No school in the Washington region ranks higher than 14th on the 2010 U.S. News & World Report lists of top liberal arts colleges and national universities, released Thursday. But two local institutions rank first and second on a companion list of Top Up-and-Coming Schools.
The annual report ranks the University of Maryland Baltimore County atop a list of schools singled out by peers in higher education for "striking improvements or innovations." UMBC has a strong record of diversity, highly competitive science and engineering programs and a research operation whose funding has more than doubled since the mid-1990s. In second place: George Mason University, a Fairfax County institution that has grown from a commuter school into a 31,000-student research institution with a $900 million construction campaign.

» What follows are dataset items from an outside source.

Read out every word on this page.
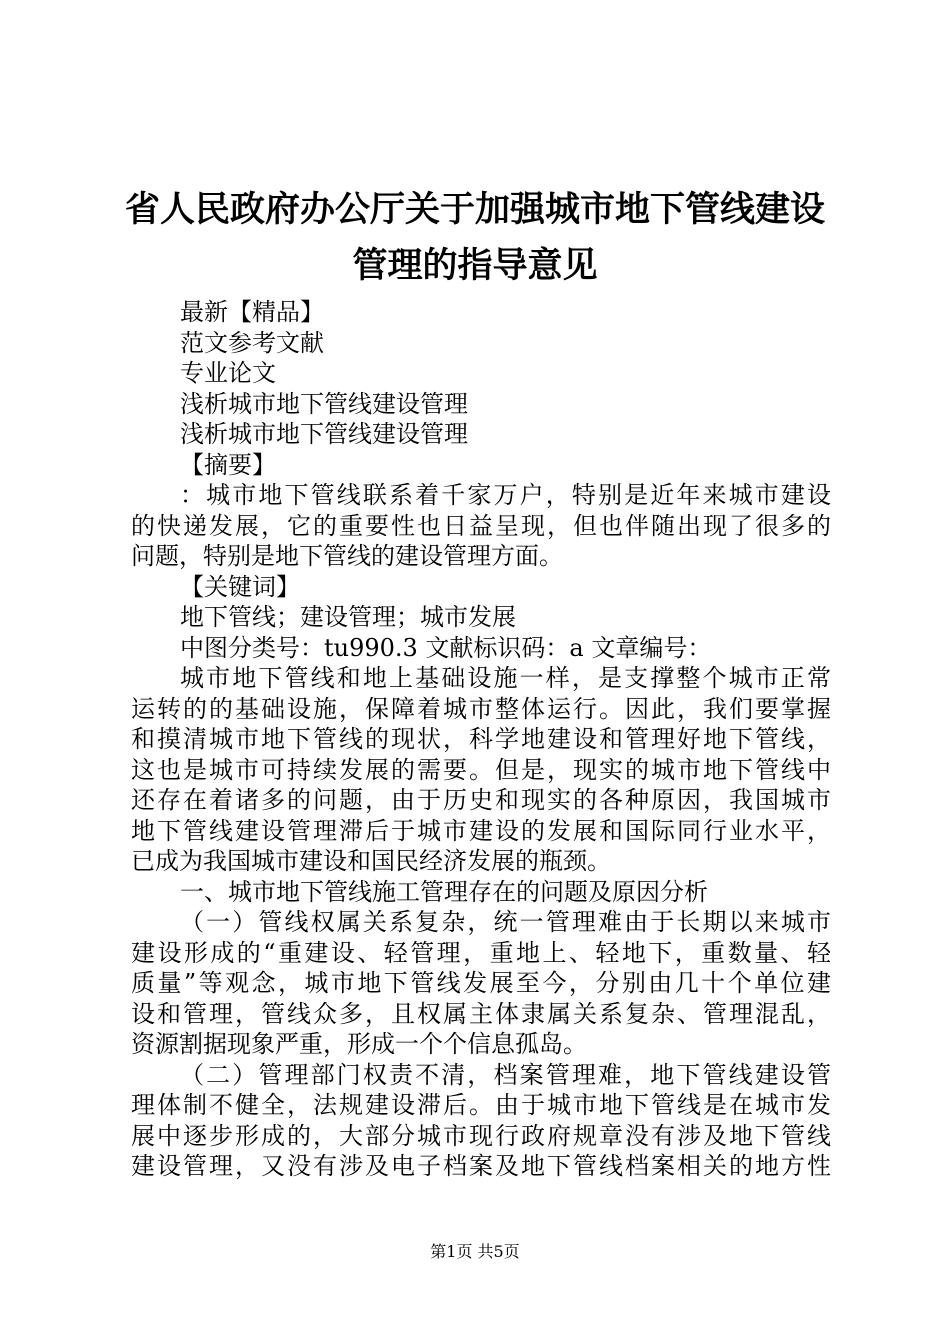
省人民政府办公厅关于加强城市地下管线建设
管理的指导意见
最新【精品】
范文参考文献
专业论文
浅析城市地下管线建设管理
浅析城市地下管线建设管理
【摘要】
：城市地下管线联系着千家万户，特别是近年来城市建设
的快递发展，它的重要性也日益呈现，但也伴随出现了很多的
问题，特别是地下管线的建设管理方面。
【关键词】
地下管线；建设管理；城市发展
中图分类号：tu990.3 文献标识码：a 文章编号：
城市地下管线和地上基础设施一样，是支撑整个城市正常
运转的的基础设施，保障着城市整体运行。因此，我们要掌握
和摸清城市地下管线的现状，科学地建设和管理好地下管线，
这也是城市可持续发展的需要。但是，现实的城市地下管线中
还存在着诸多的问题，由于历史和现实的各种原因，我国城市
地下管线建设管理滞后于城市建设的发展和国际同行业水平，
已成为我国城市建设和国民经济发展的瓶颈。
一、城市地下管线施工管理存在的问题及原因分析
（一）管线权属关系复杂，统一管理难由于长期以来城市
建设形成的“重建设、轻管理，重地上、轻地下，重数量、轻
质量”等观念，城市地下管线发展至今，分别由几十个单位建
设和管理，管线众多，且权属主体隶属关系复杂、管理混乱，
资源割据现象严重，形成一个个信息孤岛。
（二）管理部门权责不清，档案管理难，地下管线建设管
理体制不健全，法规建设滞后。由于城市地下管线是在城市发
展中逐步形成的，大部分城市现行政府规章没有涉及地下管线
建设管理，又没有涉及电子档案及地下管线档案相关的地方性
第1页 共5页
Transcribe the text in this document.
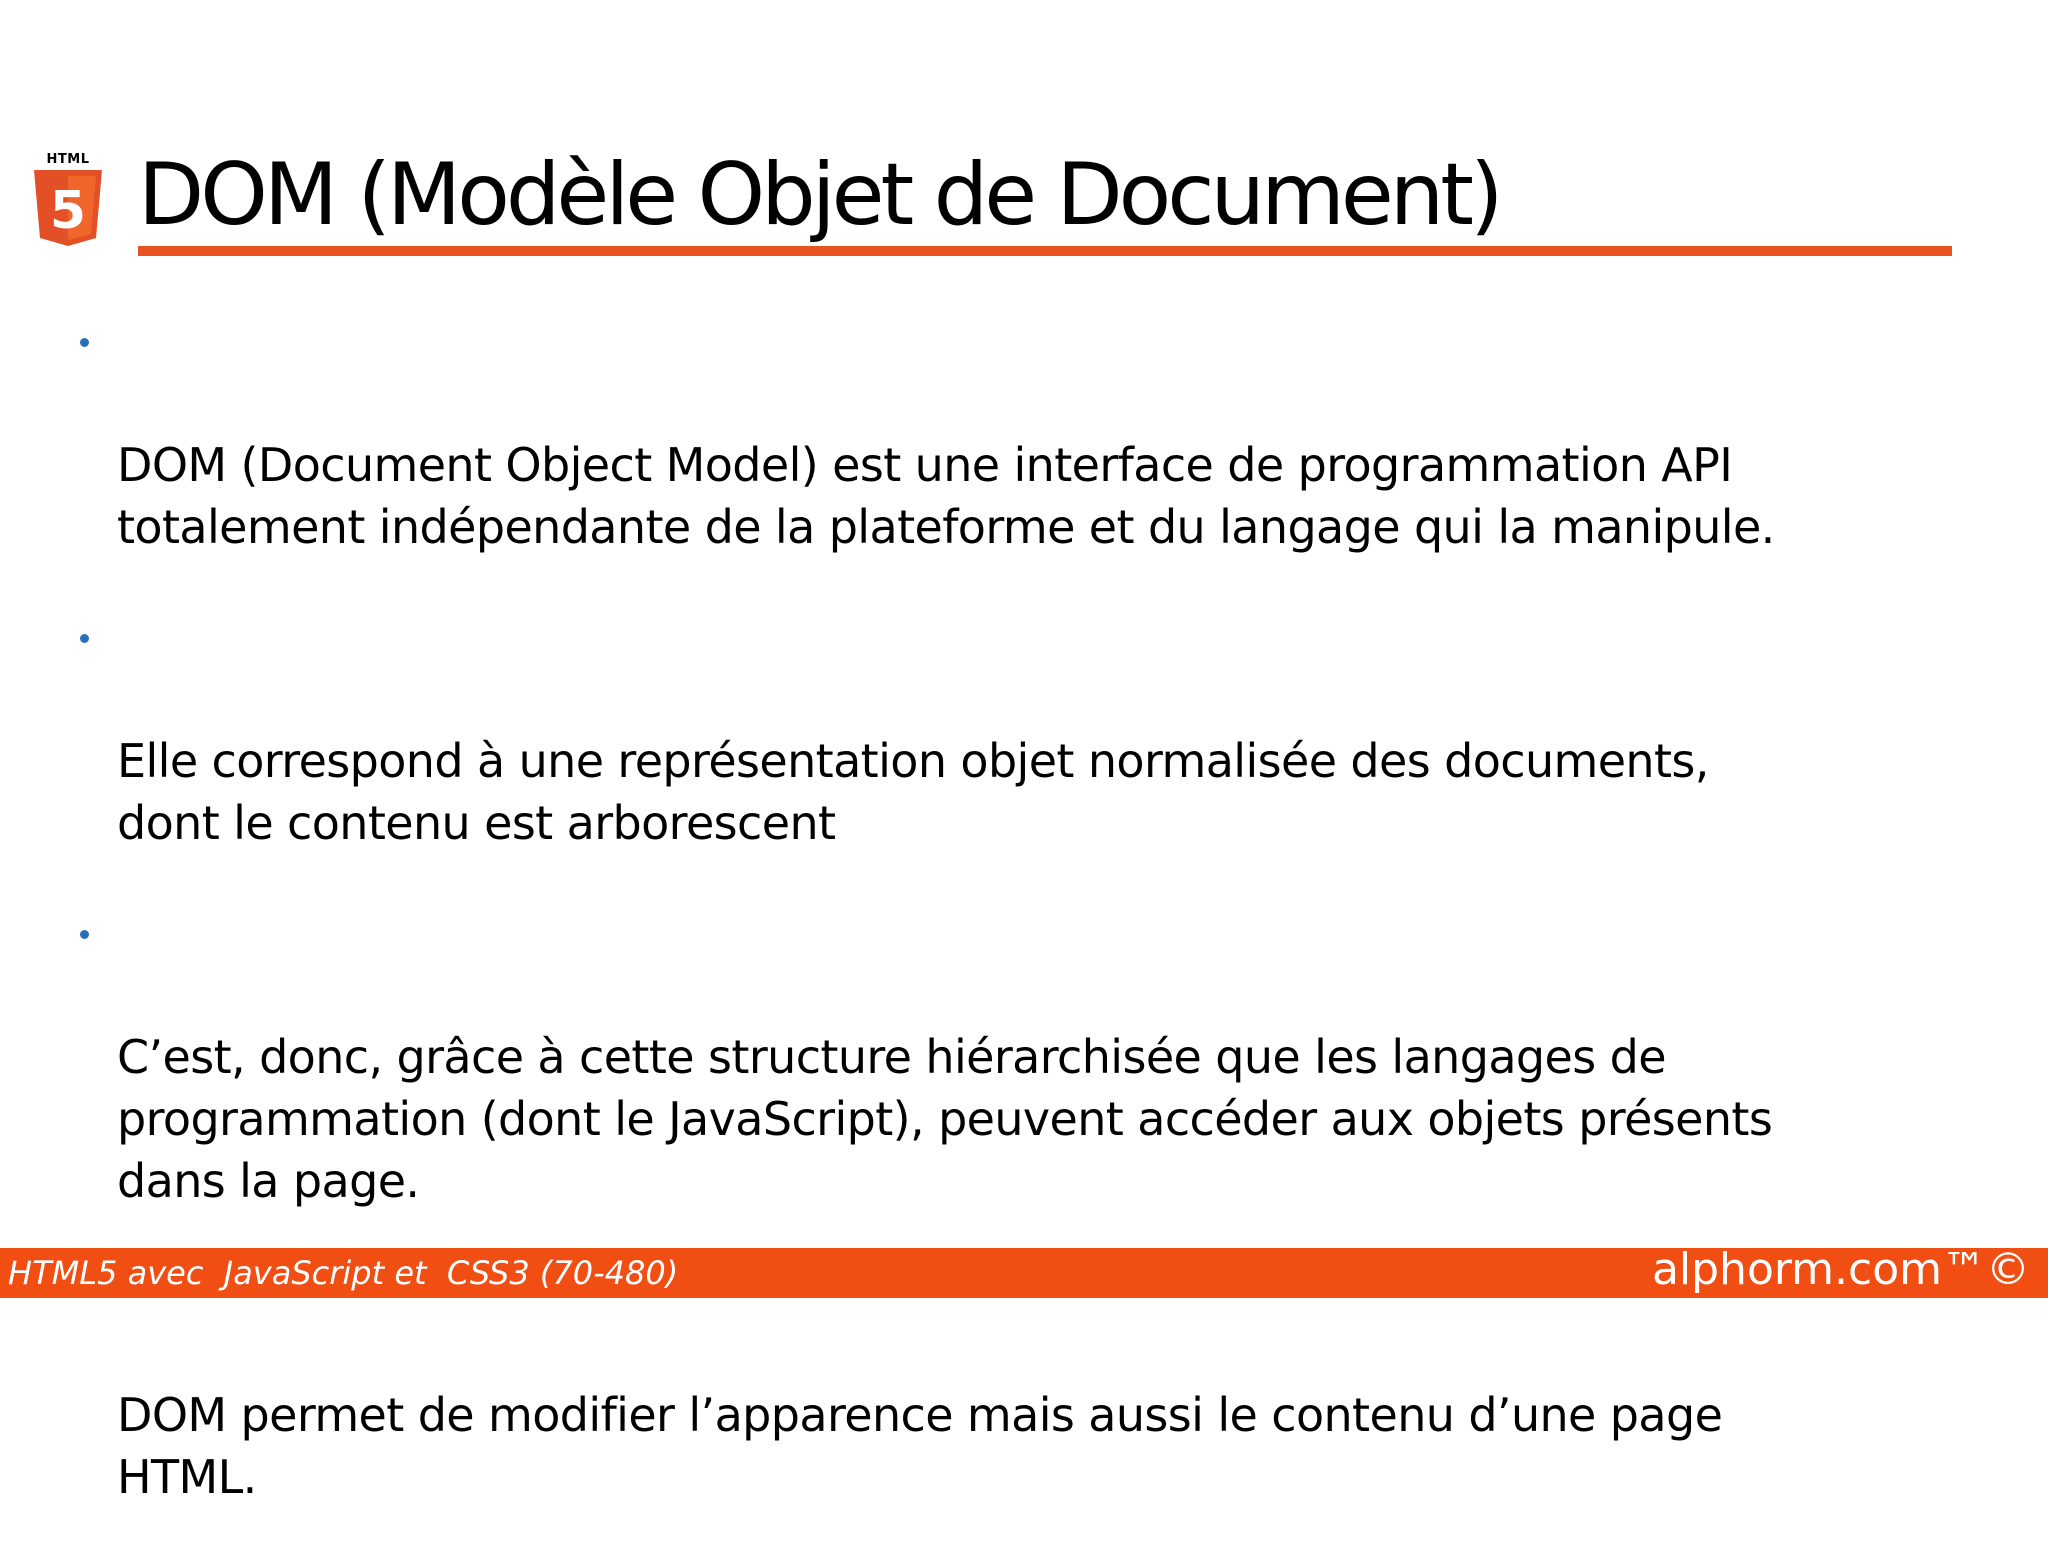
HTML
5 DOM (Modèle Objet de Document)

DOM (Document Object Model) est une interface de programmation API
totalement indépendante de la plateforme et du langage qui la manipule.

Elle correspond à une représentation objet normalisée des documents,
dont le contenu est arborescent

C’est, donc, grâce à cette structure hiérarchisée que les langages de
programmation (dont le JavaScript), peuvent accéder aux objets présents
dans la page.

DOM permet de modifier l’apparence mais aussi le contenu d’une page
HTML.

HTML5 avec  JavaScript et  CSS3 (70-480)	alphorm.com™©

"We really believe we're reflective of the new America," said Freeman Hrabowski, president of UMBC. The school draws students from 150 countries and from a broad swath of Washington suburbs; its top feeder district is the Montgomery County schools. UMBC ranked fourth on a separate list of colleges with an unusual commitment to undergraduates, tied with Stanford.
U.S. News produces the most influential college rankings in an increasingly crowded field, but critics have questioned its methodology. The online journal Inside Higher Ed reported Wednesday that some college leaders put little effort into the "peer assessment" ratings that count toward 25 percent of an institution's ranking.
The report's success has spawned new lists to recognize a broader range of schools. One ranks top historically black colleges and universities. Howard University ranks second on that list this year, behind Spelman College in Georgia.
Harvard, Princeton and Yale top the list of national universities, based on peer ratings, graduation and retention, selectivity, student attributes and other factors. Williams, Amherst and Swarthmore rank highest among liberal arts colleges.
Several local institutions rank among the top 50 on those lists: Johns Hopkins (14th), Georgetown (23rd), the University of Virginia (24th) and the College of William and Mary (33rd) among national universities; Washington and Lee (14th), the U.S. Naval Academy (19th) and the University of Richmond (30th) among liberal arts colleges.